「天使、ですか?」

依頼主は頷いた。


"ガーネット"の当主になって約15年。

今までいろんな依頼をこなしてきたけれど、こんな依頼は初めてだ。

人間界に落ちた天使を天界に還してほしい、だなんて。


「なぜ、ですか?」

問いかけると、依頼主は答えた。

争いを避けるために、と。

そして依頼主は机の上に金貨が入っているらしき袋を置くと、出て行ってしまった。

「困ったなぁ…」

依頼主が誰だか分からない。

ただ、"生きていないモノ"であることは確かなんだけど。

「誰なんだろう…」

なんだか優しそうな方だったような気もするんだけど…

それに依頼を引き受けるなんて言ってないのに、報酬の金貨をもらってしまった。

これじゃ、依頼をこなさないわけにはいかない。

ていうか、人間界ってパラレルワールド、だよね?

行く方法はないわけではないけれど、ちゃんと帰れるかどうかは分からない。その魔法使いの魔力の大きさにもよるから。

当主としてあたしが行くべきなのだろうか。

隊員達をこんな危険な目に合わせたくはない。

でも、あたしが、当主が死ぬわけにはいかない。

もし命を落としたりしたら、"ガーネット"が大混乱に陥る。いや、"ガーネット"だけじゃない。

『"ガーネット"の当主』の死は、
魔物退治屋界全体に衝撃が走るだろう。

"ガーネット"内で権力闘争なんて起こらないとは思うけれど、起こらないとは言い切れない。

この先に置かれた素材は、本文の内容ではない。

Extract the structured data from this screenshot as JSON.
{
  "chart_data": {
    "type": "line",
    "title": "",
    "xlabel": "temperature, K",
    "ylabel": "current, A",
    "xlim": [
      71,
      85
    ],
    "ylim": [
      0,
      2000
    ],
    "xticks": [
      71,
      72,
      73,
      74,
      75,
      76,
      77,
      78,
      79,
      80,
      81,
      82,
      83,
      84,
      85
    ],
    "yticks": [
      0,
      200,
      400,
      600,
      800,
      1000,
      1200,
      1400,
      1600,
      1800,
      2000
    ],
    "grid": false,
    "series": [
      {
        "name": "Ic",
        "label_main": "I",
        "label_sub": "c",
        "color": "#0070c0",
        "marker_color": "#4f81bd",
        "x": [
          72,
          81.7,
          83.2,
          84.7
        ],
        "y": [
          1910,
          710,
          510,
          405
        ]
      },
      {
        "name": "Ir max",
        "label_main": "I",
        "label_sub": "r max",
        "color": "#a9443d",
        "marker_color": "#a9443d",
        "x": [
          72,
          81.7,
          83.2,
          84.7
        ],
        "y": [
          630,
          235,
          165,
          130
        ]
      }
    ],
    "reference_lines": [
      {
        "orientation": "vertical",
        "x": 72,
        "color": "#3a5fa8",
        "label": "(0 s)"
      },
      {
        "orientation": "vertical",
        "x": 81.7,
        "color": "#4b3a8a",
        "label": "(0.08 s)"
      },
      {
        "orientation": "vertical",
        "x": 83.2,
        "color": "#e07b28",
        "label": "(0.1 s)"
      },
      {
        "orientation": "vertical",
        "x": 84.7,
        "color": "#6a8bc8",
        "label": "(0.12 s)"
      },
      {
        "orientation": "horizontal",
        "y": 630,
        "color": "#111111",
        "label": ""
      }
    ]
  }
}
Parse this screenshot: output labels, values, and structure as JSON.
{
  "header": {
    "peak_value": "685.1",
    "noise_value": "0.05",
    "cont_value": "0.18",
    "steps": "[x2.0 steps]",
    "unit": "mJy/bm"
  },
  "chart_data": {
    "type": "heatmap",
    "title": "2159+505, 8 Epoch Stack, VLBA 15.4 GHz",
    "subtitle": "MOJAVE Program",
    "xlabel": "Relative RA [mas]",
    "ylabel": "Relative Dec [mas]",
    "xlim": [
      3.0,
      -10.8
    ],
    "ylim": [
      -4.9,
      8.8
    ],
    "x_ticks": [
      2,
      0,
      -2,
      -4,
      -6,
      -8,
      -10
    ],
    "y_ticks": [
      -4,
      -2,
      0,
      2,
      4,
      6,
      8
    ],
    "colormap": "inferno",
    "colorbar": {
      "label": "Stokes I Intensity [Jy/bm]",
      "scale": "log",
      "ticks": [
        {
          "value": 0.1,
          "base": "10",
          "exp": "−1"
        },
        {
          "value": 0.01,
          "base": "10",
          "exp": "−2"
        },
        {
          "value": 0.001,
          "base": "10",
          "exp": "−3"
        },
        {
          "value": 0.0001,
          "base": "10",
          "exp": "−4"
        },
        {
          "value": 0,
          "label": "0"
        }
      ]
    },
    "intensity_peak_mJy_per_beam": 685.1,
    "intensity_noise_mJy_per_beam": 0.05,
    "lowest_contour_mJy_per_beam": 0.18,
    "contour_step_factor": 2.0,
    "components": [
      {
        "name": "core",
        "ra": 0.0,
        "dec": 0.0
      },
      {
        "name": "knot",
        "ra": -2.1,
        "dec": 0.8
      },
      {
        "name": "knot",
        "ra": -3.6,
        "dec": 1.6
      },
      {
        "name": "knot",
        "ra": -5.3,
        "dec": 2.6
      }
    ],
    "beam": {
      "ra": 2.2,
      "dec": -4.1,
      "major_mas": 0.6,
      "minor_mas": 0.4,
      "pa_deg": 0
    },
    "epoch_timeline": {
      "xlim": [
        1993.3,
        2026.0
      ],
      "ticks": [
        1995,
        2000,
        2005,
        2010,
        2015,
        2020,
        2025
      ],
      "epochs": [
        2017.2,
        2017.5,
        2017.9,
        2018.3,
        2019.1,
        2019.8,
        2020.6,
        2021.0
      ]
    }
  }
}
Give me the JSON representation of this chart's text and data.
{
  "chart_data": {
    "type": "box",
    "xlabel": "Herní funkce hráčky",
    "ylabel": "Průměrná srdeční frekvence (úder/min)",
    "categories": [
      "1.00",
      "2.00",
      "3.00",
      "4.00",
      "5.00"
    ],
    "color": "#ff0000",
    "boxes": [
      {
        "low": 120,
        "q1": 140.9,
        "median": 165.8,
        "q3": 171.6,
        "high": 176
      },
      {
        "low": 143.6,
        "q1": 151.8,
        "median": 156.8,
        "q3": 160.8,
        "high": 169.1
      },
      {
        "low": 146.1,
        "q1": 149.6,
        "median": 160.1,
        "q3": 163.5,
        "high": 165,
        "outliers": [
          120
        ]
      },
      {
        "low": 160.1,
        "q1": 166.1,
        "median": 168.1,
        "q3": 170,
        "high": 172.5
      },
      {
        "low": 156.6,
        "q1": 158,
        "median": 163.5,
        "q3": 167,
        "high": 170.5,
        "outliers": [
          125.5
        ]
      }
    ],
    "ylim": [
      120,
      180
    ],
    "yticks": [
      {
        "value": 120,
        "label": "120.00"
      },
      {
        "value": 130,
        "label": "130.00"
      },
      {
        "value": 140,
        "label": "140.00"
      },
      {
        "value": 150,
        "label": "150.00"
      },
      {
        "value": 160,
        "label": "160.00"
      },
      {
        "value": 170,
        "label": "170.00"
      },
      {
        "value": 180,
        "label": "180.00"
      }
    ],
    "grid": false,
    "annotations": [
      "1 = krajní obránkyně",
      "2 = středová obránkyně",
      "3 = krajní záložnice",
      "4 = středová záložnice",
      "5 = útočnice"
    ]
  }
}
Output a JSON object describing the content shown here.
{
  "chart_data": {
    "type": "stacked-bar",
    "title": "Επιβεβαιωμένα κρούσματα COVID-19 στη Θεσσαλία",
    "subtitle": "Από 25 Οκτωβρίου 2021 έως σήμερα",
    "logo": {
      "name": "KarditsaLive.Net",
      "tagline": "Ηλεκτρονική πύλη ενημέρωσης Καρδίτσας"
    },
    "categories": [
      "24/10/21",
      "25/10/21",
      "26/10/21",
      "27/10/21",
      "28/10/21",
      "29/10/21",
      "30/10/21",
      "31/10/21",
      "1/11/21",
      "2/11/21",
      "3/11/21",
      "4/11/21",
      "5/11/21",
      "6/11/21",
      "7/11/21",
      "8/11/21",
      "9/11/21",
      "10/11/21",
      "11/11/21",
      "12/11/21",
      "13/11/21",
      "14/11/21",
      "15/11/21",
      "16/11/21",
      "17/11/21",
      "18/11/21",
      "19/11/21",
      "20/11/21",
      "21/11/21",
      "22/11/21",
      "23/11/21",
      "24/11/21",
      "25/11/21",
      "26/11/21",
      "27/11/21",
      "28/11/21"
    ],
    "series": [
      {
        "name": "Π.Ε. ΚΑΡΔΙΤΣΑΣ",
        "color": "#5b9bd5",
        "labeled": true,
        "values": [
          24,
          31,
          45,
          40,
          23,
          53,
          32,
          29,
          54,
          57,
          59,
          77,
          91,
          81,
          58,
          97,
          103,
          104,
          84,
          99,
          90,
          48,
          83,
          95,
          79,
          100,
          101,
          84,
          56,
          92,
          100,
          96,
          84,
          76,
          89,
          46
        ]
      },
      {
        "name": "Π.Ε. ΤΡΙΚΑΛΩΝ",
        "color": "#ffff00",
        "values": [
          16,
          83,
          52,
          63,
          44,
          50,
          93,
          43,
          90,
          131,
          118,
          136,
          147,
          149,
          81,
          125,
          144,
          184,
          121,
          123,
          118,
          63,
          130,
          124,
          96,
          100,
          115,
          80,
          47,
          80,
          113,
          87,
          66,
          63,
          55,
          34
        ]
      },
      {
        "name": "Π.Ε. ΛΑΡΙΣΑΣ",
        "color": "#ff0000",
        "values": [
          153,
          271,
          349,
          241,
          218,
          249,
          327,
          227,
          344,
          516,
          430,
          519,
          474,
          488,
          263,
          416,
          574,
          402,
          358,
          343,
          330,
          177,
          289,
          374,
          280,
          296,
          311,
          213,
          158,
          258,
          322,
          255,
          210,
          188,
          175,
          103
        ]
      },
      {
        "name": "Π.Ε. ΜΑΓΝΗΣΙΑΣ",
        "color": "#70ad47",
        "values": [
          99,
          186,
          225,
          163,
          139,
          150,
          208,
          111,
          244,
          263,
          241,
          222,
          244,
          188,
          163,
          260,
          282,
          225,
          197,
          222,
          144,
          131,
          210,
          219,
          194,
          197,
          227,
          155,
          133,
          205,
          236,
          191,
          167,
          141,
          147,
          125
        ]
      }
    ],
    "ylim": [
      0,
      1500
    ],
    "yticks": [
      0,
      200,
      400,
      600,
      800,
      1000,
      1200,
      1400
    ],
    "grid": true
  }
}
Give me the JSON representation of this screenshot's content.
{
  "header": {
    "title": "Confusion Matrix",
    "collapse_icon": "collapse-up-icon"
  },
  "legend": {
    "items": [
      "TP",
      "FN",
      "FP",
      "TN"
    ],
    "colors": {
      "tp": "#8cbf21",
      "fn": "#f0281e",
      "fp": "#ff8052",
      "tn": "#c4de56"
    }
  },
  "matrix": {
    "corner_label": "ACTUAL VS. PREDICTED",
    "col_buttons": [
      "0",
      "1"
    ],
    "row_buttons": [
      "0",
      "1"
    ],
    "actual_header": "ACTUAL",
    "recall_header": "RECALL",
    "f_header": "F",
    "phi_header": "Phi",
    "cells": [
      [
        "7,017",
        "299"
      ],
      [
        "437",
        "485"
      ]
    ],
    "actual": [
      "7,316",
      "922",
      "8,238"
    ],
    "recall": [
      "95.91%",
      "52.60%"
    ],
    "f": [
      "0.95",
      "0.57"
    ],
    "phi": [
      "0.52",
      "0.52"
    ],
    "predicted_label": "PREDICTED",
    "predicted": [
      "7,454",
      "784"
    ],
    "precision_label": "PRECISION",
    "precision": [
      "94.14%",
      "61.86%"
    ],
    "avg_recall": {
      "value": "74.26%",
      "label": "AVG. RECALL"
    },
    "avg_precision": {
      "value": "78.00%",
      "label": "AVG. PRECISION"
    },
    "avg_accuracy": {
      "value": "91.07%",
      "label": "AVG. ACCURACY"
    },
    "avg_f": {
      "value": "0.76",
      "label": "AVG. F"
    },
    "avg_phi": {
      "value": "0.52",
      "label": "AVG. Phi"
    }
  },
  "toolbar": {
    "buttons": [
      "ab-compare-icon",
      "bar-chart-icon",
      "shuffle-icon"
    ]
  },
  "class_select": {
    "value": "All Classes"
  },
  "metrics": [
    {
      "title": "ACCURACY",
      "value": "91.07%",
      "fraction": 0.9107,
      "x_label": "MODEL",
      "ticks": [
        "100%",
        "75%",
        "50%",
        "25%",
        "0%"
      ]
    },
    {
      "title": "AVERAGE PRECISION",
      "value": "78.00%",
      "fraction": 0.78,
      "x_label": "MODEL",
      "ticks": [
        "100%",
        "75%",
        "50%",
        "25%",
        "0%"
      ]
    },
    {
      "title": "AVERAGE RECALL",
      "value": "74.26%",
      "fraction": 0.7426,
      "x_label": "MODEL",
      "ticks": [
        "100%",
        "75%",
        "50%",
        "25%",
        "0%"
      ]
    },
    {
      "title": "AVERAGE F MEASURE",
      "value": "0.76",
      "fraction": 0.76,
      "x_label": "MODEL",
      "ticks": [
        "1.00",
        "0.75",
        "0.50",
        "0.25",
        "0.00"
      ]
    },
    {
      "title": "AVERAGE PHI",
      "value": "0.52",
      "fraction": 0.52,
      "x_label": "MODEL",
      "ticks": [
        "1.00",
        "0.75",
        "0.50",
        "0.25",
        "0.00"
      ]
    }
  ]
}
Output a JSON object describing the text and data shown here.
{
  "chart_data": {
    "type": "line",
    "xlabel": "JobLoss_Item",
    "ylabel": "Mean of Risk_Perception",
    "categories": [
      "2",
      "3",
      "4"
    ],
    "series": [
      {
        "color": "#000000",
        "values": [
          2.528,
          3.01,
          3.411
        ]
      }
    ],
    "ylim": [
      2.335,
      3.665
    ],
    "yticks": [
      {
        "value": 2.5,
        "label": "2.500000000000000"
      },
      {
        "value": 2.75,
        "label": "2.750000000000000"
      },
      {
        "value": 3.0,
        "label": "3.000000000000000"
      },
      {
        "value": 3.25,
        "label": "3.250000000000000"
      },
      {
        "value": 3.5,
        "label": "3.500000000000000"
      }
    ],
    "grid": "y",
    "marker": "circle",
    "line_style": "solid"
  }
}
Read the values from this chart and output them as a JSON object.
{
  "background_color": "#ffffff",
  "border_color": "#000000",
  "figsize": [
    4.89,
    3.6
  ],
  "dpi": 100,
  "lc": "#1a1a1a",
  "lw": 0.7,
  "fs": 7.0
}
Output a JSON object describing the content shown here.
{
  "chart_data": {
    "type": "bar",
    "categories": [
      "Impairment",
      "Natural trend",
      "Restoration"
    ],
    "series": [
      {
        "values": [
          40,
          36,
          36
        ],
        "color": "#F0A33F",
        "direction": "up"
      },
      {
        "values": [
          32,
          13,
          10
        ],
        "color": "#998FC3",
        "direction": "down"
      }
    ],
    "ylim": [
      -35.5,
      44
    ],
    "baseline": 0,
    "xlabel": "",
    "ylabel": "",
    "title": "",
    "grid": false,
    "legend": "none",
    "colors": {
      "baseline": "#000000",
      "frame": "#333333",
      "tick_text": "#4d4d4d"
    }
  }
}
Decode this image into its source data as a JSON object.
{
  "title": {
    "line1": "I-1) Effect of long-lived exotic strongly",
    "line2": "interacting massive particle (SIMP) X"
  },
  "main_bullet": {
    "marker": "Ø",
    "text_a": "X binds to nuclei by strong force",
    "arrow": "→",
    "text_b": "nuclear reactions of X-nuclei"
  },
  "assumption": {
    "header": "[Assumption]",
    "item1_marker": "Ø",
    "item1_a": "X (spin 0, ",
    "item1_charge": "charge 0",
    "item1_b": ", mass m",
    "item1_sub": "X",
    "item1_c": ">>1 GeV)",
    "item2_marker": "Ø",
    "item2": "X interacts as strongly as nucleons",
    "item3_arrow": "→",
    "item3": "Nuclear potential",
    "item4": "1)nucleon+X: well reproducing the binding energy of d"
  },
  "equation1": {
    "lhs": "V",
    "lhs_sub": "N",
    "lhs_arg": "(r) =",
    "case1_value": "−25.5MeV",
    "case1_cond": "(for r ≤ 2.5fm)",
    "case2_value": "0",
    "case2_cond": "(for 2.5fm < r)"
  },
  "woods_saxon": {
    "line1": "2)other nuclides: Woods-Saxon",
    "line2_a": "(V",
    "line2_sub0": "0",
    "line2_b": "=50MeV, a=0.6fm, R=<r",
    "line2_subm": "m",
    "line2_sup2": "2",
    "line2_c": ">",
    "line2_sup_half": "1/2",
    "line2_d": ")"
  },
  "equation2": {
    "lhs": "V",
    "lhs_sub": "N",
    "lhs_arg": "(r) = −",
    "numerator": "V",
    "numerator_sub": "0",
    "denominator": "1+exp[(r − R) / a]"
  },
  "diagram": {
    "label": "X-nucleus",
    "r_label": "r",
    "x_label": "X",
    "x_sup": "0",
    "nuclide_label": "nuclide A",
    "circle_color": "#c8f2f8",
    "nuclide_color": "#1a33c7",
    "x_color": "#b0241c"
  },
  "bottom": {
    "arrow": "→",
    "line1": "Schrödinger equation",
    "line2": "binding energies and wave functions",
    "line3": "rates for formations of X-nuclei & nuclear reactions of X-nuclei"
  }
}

それに、混乱に乗じて他の魔物退治屋が統率権を得ようと攻撃を仕掛けてくるかもしれない。

魔物退治屋は、一般の人よりも魔法を扱うのが上手く、魔力だって当然大きい。

そんな魔法使い達が争ったら、この町は、この国は、この世界は、

火の海に、なってしまう。


それだけは避けたい。避けなければならない。

でも、一体誰を行かせたらいいの。

「よぉ、由良。難しい顔してんな」

入ってきたのは、"ガーネット"の隊員服を来た男性。

「雅人…」

大人になっても笑顔が変わらない、星の使い手、古城雅人だった。